Describe the bug In the MCA transform method, the output does not have the consistent coordinates along the fit dimensions. The output is full of nan with incorrect coordinates.

Reproducible Minimal Working Example

import xarray as xr
import pandas as pd
import numpy as np

lat = np.arange(-10, 11, 1) 
lon = np.arange(-20, 21, 1) 
onset1 = pd.date_range("2020-01-01", periods=10, freq="D")
onset2 = pd.date_range("2020-01-20", periods=10, freq="D") 

# Create random data
data_X_train = np.random.rand(len(lat), len(lon), len(onset1))
data_y_train = np.random.rand(len(lat), len(lon), len(onset1))
data_X_test = np.random.rand(len(lat), len(lon), len(onset2))

# Create xarray datasets
X_train = xr.DataArray(data_X_train, coords=[("latitude", lat), ("longitude", lon), ("onset", onset1)])
y_train = xr.DataArray(data_y_train, coords=[("latitude", lat), ("longitude", lon), ("onset", onset1)])
X_test = xr.DataArray(data_X_test, coords=[("latitude", lat), ("longitude", lon), ("onset", onset2)])

# MCA apply
mca = xeofs.models.MCA()
mca.fit(X_train,y_train,dim="onset")
mca.transform(X_test)

Obtained result is:

[<xarray.DataArray (mode: 2, onset: 10)>
 array([[nan, nan, nan, nan, nan, nan, nan, nan, nan, nan],
        [nan, nan, nan, nan, nan, nan, nan, nan, nan, nan]])
 Coordinates:
   * onset    (onset) datetime64[ns] 2020-01-01 2020-01-02 ... 2020-01-10
   * mode     (mode) int64 1 2]

Expected behavior In this example, I would expect coordinates to go from 2020-01-20 and not from 2020-01-01. It seems that the output has kept the coordinates of the dataset used for fitting, while i would except the coordinates from the dataset to transform. It results in a dataset full of nans.

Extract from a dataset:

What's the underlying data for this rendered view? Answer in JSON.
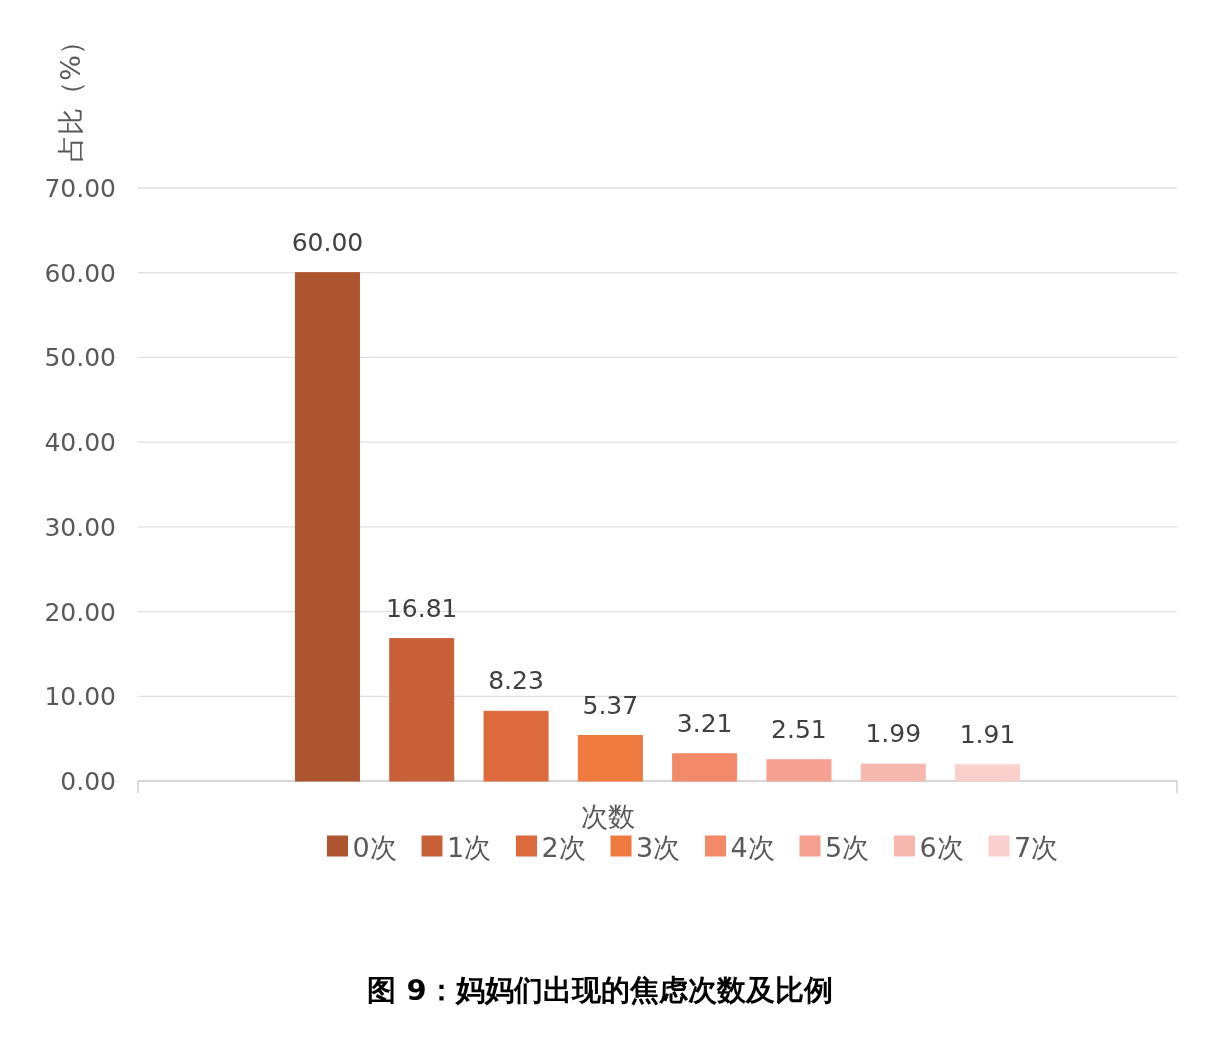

Desktop (please complete the following information):

Thanks for your help !

nicrie commented 8 months ago

hey @agirnow, thank you for documenting that, it indeed looks like a bug. I'm quite packed this week, so I'll be able to take a closer look at it at the earliest over the weekend.

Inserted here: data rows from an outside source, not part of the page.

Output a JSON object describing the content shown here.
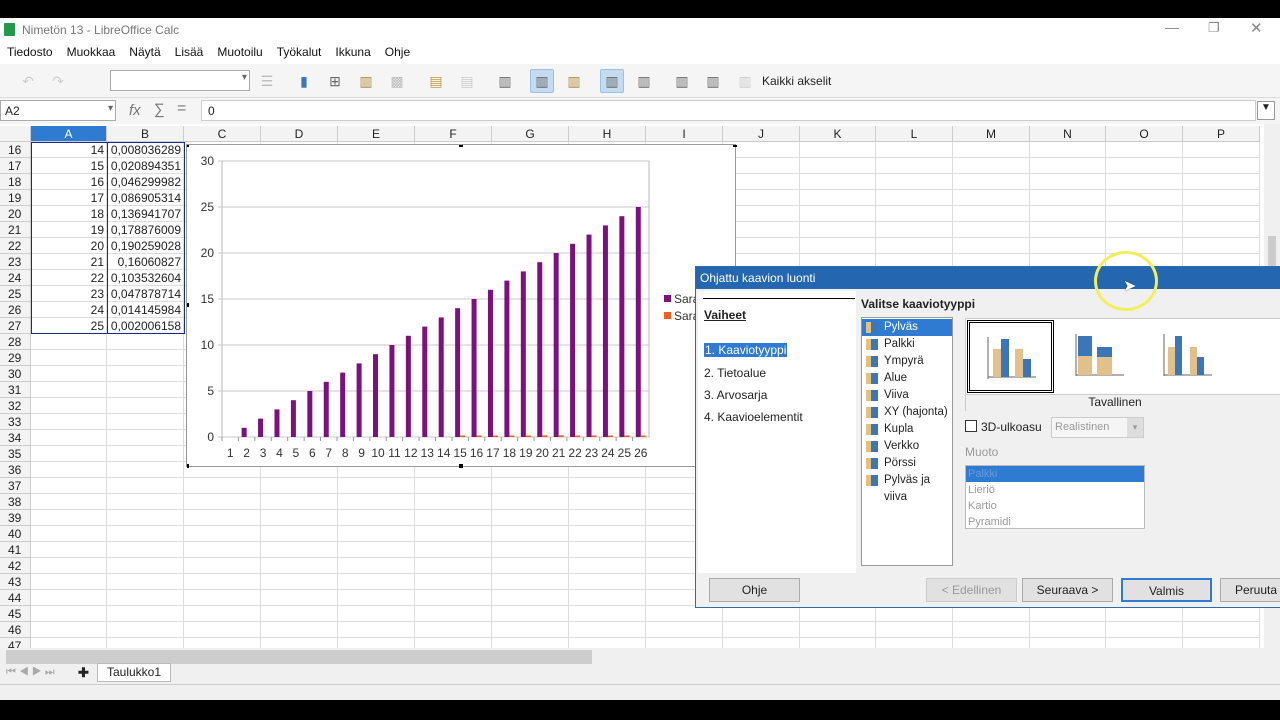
{
  "window": {
    "title": "Nimetön 13 - LibreOffice Calc"
  },
  "menu": [
    "Tiedosto",
    "Muokkaa",
    "Näytä",
    "Lisää",
    "Muotoilu",
    "Työkalut",
    "Ikkuna",
    "Ohje"
  ],
  "toolbar": {
    "all_axes_label": "Kaikki akselit",
    "active_buttons": [
      "data-in-rows",
      "data-in-columns"
    ]
  },
  "formula": {
    "cell_ref": "A2",
    "value": "0",
    "fx": "fx",
    "sum": "∑",
    "equals": "="
  },
  "columns": [
    "A",
    "B",
    "C",
    "D",
    "E",
    "F",
    "G",
    "H",
    "I",
    "J",
    "K",
    "L",
    "M",
    "N",
    "O",
    "P"
  ],
  "rows": [
    {
      "n": "16",
      "a": "14",
      "b": "0,008036289"
    },
    {
      "n": "17",
      "a": "15",
      "b": "0,020894351"
    },
    {
      "n": "18",
      "a": "16",
      "b": "0,046299982"
    },
    {
      "n": "19",
      "a": "17",
      "b": "0,086905314"
    },
    {
      "n": "20",
      "a": "18",
      "b": "0,136941707"
    },
    {
      "n": "21",
      "a": "19",
      "b": "0,178876009"
    },
    {
      "n": "22",
      "a": "20",
      "b": "0,190259028"
    },
    {
      "n": "23",
      "a": "21",
      "b": "0,16060827"
    },
    {
      "n": "24",
      "a": "22",
      "b": "0,103532604"
    },
    {
      "n": "25",
      "a": "23",
      "b": "0,047878714"
    },
    {
      "n": "26",
      "a": "24",
      "b": "0,014145984"
    },
    {
      "n": "27",
      "a": "25",
      "b": "0,002006158"
    },
    {
      "n": "28"
    },
    {
      "n": "29"
    },
    {
      "n": "30"
    },
    {
      "n": "31"
    },
    {
      "n": "32"
    },
    {
      "n": "33"
    },
    {
      "n": "34"
    },
    {
      "n": "35"
    },
    {
      "n": "36"
    },
    {
      "n": "37"
    },
    {
      "n": "38"
    },
    {
      "n": "39"
    },
    {
      "n": "40"
    },
    {
      "n": "41"
    },
    {
      "n": "42"
    },
    {
      "n": "43"
    },
    {
      "n": "44"
    },
    {
      "n": "45"
    },
    {
      "n": "46"
    },
    {
      "n": "47"
    }
  ],
  "chart_data": {
    "type": "bar",
    "categories": [
      "1",
      "2",
      "3",
      "4",
      "5",
      "6",
      "7",
      "8",
      "9",
      "10",
      "11",
      "12",
      "13",
      "14",
      "15",
      "16",
      "17",
      "18",
      "19",
      "20",
      "21",
      "22",
      "23",
      "24",
      "25",
      "26"
    ],
    "series": [
      {
        "name": "Sara",
        "color": "#7e0f7e",
        "values": [
          0,
          1,
          2,
          3,
          4,
          5,
          6,
          7,
          8,
          9,
          10,
          11,
          12,
          13,
          14,
          15,
          16,
          17,
          18,
          19,
          20,
          21,
          22,
          23,
          24,
          25
        ]
      },
      {
        "name": "Sara",
        "color": "#ff5a1e",
        "values": [
          0,
          0,
          0,
          0,
          0,
          0,
          0,
          0,
          0,
          0,
          0,
          0,
          0,
          0,
          0.008,
          0.021,
          0.046,
          0.087,
          0.137,
          0.179,
          0.19,
          0.161,
          0.104,
          0.048,
          0.014,
          0.002
        ]
      }
    ],
    "ylim": [
      0,
      30
    ],
    "yticks": [
      "0",
      "5",
      "10",
      "15",
      "20",
      "25",
      "30"
    ],
    "grid": true,
    "legend": "right"
  },
  "dialog": {
    "title": "Ohjattu kaavion luonti",
    "steps_heading": "Vaiheet",
    "steps": [
      "1. Kaaviotyyppi",
      "2. Tietoalue",
      "3. Arvosarja",
      "4. Kaavioelementit"
    ],
    "type_heading": "Valitse kaaviotyyppi",
    "types": [
      "Pylväs",
      "Palkki",
      "Ympyrä",
      "Alue",
      "Viiva",
      "XY (hajonta)",
      "Kupla",
      "Verkko",
      "Pörssi",
      "Pylväs ja viiva"
    ],
    "variant_label": "Tavallinen",
    "three_d_label": "3D-ulkoasu",
    "three_d_checked": false,
    "three_d_style": "Realistinen",
    "shape_label": "Muoto",
    "shapes": [
      "Palkki",
      "Lieriö",
      "Kartio",
      "Pyramidi"
    ],
    "buttons": {
      "help": "Ohje",
      "prev": "< Edellinen",
      "next": "Seuraava >",
      "finish": "Valmis",
      "cancel": "Peruuta"
    }
  },
  "sheet_tab": "Taulukko1"
}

nicrie commented 8 months ago

version 2.3.1 was just released which should fix this issue. let me know @agirnow if it indeed solved the problem for you.

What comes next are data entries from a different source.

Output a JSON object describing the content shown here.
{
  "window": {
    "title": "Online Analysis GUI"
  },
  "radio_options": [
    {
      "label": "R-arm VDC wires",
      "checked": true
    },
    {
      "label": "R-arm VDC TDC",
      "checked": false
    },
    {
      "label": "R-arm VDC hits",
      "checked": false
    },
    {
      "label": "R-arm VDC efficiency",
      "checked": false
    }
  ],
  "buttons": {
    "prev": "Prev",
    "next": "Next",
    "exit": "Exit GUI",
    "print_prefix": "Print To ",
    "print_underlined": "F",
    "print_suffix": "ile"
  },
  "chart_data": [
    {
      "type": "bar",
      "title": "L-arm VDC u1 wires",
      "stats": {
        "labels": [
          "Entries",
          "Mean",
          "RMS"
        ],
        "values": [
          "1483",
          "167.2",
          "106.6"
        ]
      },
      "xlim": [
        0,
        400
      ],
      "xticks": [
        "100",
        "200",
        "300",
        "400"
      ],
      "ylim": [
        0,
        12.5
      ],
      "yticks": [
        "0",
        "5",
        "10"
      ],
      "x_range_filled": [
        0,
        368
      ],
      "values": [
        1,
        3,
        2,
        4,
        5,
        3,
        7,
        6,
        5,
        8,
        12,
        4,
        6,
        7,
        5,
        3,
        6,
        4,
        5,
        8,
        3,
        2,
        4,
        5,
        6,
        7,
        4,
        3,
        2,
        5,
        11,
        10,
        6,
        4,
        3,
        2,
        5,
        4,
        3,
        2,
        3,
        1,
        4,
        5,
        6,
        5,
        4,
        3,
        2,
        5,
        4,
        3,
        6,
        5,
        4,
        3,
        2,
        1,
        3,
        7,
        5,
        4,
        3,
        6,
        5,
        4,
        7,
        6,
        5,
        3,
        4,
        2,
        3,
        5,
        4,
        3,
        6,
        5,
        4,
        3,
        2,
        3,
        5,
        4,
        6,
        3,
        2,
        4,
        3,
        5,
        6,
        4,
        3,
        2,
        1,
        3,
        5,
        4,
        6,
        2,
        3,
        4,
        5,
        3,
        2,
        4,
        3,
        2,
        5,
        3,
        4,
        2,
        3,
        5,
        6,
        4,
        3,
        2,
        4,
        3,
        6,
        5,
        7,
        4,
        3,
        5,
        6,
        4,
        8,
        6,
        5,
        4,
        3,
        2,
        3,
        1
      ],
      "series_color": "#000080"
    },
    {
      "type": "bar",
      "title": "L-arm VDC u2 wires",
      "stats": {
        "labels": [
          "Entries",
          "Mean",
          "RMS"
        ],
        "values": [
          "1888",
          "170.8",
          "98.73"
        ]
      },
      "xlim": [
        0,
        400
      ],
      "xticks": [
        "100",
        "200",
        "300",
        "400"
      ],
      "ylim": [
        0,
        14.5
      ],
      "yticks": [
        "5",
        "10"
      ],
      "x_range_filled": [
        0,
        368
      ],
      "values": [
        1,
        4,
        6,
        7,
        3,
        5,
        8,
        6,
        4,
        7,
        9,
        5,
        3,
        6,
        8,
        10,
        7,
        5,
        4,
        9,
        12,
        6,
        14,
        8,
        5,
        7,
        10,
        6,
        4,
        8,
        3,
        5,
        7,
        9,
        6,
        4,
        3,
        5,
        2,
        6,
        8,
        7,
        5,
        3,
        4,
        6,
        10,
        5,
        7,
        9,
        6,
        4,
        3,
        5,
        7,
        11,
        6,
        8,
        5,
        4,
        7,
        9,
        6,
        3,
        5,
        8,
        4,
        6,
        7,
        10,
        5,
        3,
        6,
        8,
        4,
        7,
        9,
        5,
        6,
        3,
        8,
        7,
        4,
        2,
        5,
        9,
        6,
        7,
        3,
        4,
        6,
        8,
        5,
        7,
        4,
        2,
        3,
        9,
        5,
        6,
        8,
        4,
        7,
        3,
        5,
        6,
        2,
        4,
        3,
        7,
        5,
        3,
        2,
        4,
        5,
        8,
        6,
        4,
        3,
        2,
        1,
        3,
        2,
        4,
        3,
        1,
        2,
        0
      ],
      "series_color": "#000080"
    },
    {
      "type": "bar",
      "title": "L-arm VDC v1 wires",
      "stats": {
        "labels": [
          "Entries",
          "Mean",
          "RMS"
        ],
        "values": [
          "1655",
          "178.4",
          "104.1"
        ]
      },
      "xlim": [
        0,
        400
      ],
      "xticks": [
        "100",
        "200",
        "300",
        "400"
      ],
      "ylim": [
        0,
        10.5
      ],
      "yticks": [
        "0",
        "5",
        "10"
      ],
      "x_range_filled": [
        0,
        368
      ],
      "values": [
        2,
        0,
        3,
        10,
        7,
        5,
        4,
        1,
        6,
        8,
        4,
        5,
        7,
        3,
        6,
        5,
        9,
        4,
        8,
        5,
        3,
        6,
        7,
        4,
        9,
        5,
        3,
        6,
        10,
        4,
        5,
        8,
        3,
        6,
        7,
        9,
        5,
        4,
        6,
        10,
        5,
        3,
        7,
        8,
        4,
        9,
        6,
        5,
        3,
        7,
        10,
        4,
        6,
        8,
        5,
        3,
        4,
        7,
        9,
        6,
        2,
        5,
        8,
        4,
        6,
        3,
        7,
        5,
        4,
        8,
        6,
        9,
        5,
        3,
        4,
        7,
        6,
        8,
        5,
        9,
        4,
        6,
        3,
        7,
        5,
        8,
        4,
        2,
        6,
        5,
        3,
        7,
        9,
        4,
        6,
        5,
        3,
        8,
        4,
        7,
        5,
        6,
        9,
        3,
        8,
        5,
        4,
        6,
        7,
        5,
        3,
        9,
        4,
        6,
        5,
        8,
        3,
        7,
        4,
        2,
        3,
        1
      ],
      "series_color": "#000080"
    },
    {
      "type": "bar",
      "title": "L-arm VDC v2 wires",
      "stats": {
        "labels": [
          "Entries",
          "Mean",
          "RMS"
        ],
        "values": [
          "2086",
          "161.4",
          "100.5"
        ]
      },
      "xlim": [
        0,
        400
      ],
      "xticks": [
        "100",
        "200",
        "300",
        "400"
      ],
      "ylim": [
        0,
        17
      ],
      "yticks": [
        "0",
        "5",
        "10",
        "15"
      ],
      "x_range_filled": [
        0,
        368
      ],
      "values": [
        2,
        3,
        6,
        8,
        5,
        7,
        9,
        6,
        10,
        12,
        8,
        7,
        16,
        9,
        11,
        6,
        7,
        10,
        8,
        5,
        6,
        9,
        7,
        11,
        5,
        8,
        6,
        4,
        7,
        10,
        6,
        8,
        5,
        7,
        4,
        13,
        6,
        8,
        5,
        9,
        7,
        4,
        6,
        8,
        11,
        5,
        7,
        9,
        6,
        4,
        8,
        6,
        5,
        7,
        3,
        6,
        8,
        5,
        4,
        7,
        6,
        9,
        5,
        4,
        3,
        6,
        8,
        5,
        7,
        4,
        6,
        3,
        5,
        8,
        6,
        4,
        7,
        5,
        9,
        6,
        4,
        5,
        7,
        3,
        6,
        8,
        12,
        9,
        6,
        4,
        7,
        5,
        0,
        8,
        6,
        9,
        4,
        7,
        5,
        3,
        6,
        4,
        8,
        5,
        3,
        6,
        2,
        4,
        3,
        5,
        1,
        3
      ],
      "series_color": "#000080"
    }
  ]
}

On a different note: from your example using train and test, I wonder if your goal is to make predictions of one field using the transformed scores of the other? Unfortunately, this is not yet implemented - the transform method will really just transform the provided field data into the scores of the latent space.

agirnow commented 8 months ago

Hey @nicrie Thanks, it solved my problem ! :) Yes, that is exaclty what i wanted to do, I thought that to do so it will be okay to use the scores obtained with the transform method on the first field as an input for the inverse_transform method on the other field, but maybe that is not true.